5 Reasons Why Construction Needs Lean

By Brian Lightner, Lean & Quality Control Manager

For decades, the term “Lean” was applied strictly to manufacturing processes. In recent years, however, the construction industry has begun to adapt Lean principles for their own purposes. This is a positive step forward for an industry that has historically shown flat productivity improvements. How does integrating Lean improve the construction process? Here are five convincing reasons.

  1. Lean Forces Us to Examine Processes. Most construction firms maintain historical data to estimate the time and resources needed to perform certain processes. But how often do we challenge that data? Lean methodology requires us to examine every step in a process, question its value and make improvements as needed. Following where both data and observation take you – instead of using generalized assumptions based on questionable data or no data at all – is essential to collecting measurements that lead to improvements.
  2. Lean Reduces Waste. When we find and eliminate the non-value-added steps in a process, the result is a drastic reduction in waste.
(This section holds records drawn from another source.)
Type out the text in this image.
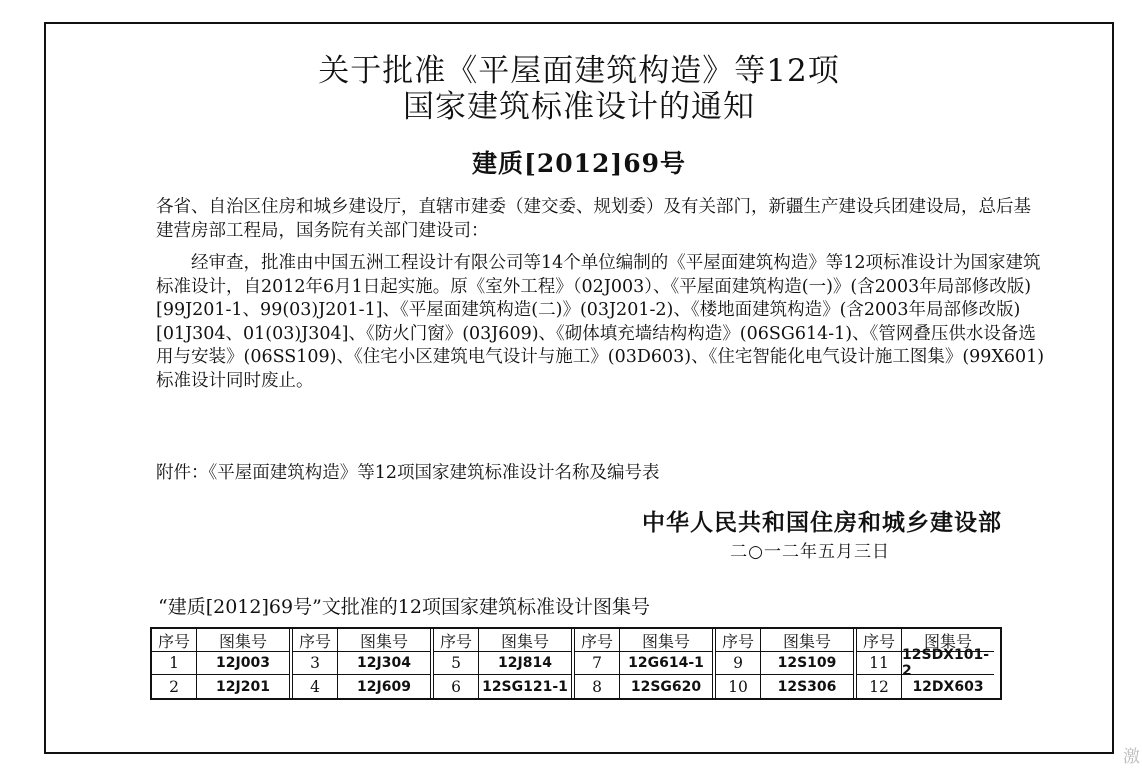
关于批准《平屋面建筑构造》等12项
国家建筑标准设计的通知
建质[2012]69号
各省、自治区住房和城乡建设厅，直辖市建委（建交委、规划委）及有关部门，新疆生产建设兵团建设局，总后基建营房部工程局，国务院有关部门建设司：
经审查，批准由中国五洲工程设计有限公司等14个单位编制的《平屋面建筑构造》等12项标准设计为国家建筑标准设计，自2012年6月1日起实施。原《室外工程》（02J003）、《平屋面建筑构造(一)》(含2003年局部修改版)[99J201-1、99(03)J201-1]、《平屋面建筑构造(二)》(03J201-2)、《楼地面建筑构造》(含2003年局部修改版)[01J304、01(03)J304]、《防火门窗》(03J609)、《砌体填充墙结构构造》(06SG614-1)、《管网叠压供水设备选用与安装》(06SS109)、《住宅小区建筑电气设计与施工》(03D603)、《住宅智能化电气设计施工图集》(99X601)标准设计同时废止。
附件：《平屋面建筑构造》等12项国家建筑标准设计名称及编号表
中华人民共和国住房和城乡建设部
二○一二年五月三日
“建质[2012]69号”文批准的12项国家建筑标准设计图集号
序号
1
2
图集号
12J003
12J201
序号
3
4
图集号
12J304
12J609
序号
5
6
图集号
12J814
12SG121-1
序号
7
8
图集号
12G614-1
12SG620
序号
9
10
图集号
12S109
12S306
序号
11
12
图集号
12SDX101-2
12DX603
激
This includes physical waste (excess materials, unnecessary tools, etc.); time spent on nonvaluable or redundant tasks, or waiting for others; and the accompanying financial impact of that wasted labor and material.
  3. Lean Establishes Standards. Taiichi Ohno, the driving force behind the Lean manufacturing phenomenon, once said, “Without standards, there can be no improvement.” When adopting Lean principles, construction firms establish baseline productivity standards based on realistic, value-focused processes – and measure future processes against those standards.
  4. Lean Addresses Labor Shortages. Lean construction methods improve and maintain productivity without necessarily adding labor resources. With the ongoing challenge to find skilled labor, this is a welcome bonus!
  5. Lean Improves Scheduling. Glenn Ballard, founder of the Lean Construction Institute, observed that most schedules are just “forecasts,” which typically have two features: they are inaccurate, and that inaccuracy increases the further out you try to forecast. Lean facilitates the transition from ‘scheduling’ or ‘forecasting’ to ‘planning’ – the purposeful act of making work ready. Emphasis is on developing a detailed understanding of project requirements, which increases a plan’s reliability; equal emphasis is on improving the reliability of the commitments required for successful delivery.  Lean fosters a collaborative atmosphere where responsibility is distributed to a team, which is much more effective than requiring one project manager to develop and maintain a single, often overgeneralized schedule and bear the burden of understanding by themselves.